Day 94: In the Company of Cats

Shelter in Place, San Francisco, California

June 19, 2020: In the Company of Cats

June 19, 2020: In the Company of Cats

We have a number of cats that feel free to roam our garden, not often at the same time. For the most part, they show little interest in us. In fact, they tend to leap over the fence when we appear. We’re grateful that the sum of them keep down the mice population, and sad that they’re probably responsible for the increasingly noticeable dearth of birds. You can’t have everything, I suppose. 

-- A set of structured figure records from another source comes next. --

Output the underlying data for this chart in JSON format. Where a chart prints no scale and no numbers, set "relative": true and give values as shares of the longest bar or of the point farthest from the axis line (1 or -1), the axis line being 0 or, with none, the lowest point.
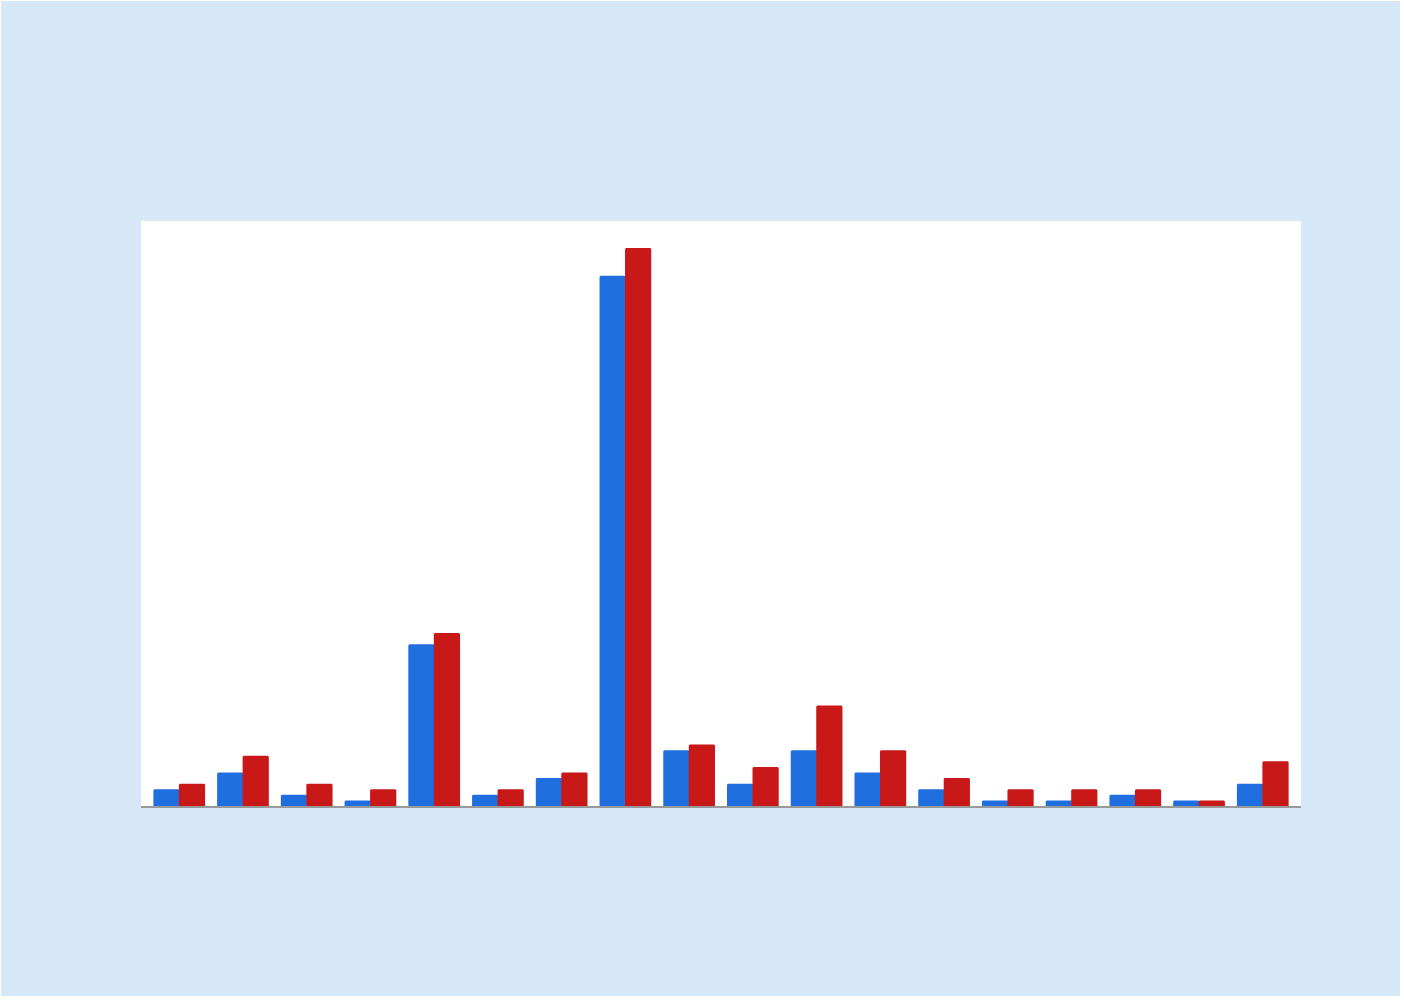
{
  "chart_data": {
    "type": "bar",
    "relative": true,
    "categories": [
      null,
      null,
      null,
      null,
      null,
      null,
      null,
      null,
      null,
      null,
      null,
      null,
      null,
      null,
      null,
      null,
      null,
      null
    ],
    "series": [
      {
        "color": "#1f6fe0",
        "values": [
          0.03,
          0.06,
          0.02,
          0.01,
          0.29,
          0.02,
          0.05,
          0.95,
          0.1,
          0.04,
          0.1,
          0.06,
          0.03,
          0.01,
          0.01,
          0.02,
          0.01,
          0.04
        ]
      },
      {
        "color": "#c81818",
        "values": [
          0.04,
          0.09,
          0.04,
          0.03,
          0.31,
          0.03,
          0.06,
          1,
          0.11,
          0.07,
          0.18,
          0.1,
          0.05,
          0.03,
          0.03,
          0.03,
          0.01,
          0.08
        ]
      }
    ]
  }
}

This little girl was particularly skittish when she first visited the garden. Slowly, she began to approach us gingerly, sometimes even rubbing tentatively against our legs, but leaping away as soon as we reached down to check her bright pink collar. After a few months, she made herself a little nest under the barbecue coverlet on the deck, and waited for us to come outside; then she’d scamper ahead of us down the stairs to the garden, always just out of reach. Since the pandemic, however, the cat seems more aggressively affectionate. She never wants to come inside, nor does she appear to be hungry, but she’ll come as far as the door to check on us, and when we’re out, she follows us around, mewing all the while. Many mornings, the cat is already in the garden chair when I go down, or she comes from under a shaded bush or fern to greet me, her back arched, begging for a rub. in fact, she now seems desperate for affection, and climbs eagerly into my lap. What a change! I’m grateful. I don’t really want a full-time cat, but I find it very soothing to have a borrowed one that seems to need some physical contact just as much as I do these disjointed days. Is the timing a coincidence? Did something change at her owner’s house after the shelter-in-place edict to make her look for affection elsewhere? Are we out in the garden more and therefore more trustworthy? I suppose I’ll never know. But meanwhile, I’ll take the comfort and companionship she seems happy enough to share.

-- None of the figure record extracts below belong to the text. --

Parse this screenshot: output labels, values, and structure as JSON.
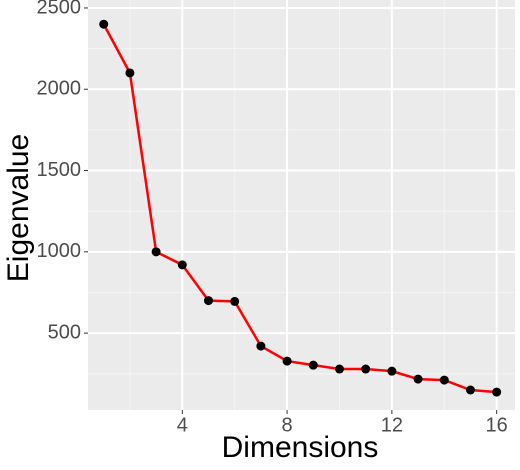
{
  "chart_data": {
    "type": "line",
    "x_label": "Dimensions",
    "y_label": "Eigenvalue",
    "x": [
      1,
      2,
      3,
      4,
      5,
      6,
      7,
      8,
      9,
      10,
      11,
      12,
      13,
      14,
      15,
      16
    ],
    "series": [
      {
        "color": "#ff0000",
        "values": [
          2400,
          2100,
          1000,
          920,
          700,
          695,
          420,
          328,
          303,
          279,
          279,
          266,
          217,
          211,
          150,
          137
        ]
      }
    ],
    "xlim": [
      0.4,
      16.7
    ],
    "xticks": [
      4,
      8,
      12,
      16
    ],
    "ylim": [
      27,
      2549
    ],
    "yticks": [
      500,
      1000,
      1500,
      2000,
      2500
    ],
    "grid": true
  }
}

Yesterday, the San Francisco police captured a young mountain lion that had been wandering the near-empty downtown streets for several days - along Russian Hill, through the business district, around the Salesforce Tower (the city’s tallest building), and down the Embarcadero. A mountain lion! In a Twitter alert to city residents on Wednesday, the police said “If approached by the mountain lion make yourself appear big and shout. Remain vigilant and use caution outdoors.” How strange, and not so reassuring. We’ve all read about the foxes and coyotes that have been coming into town for several months, emboldened by the quiet streets - we’ve heard, in fact, a coyote howl in the streets nearby. But the thought of a mountain lion moving into the heart of the city and wandering around for three whole days or more unchallenged - one has to marvel at the disruptions in our own world that made it even possible for the poor thing to survive.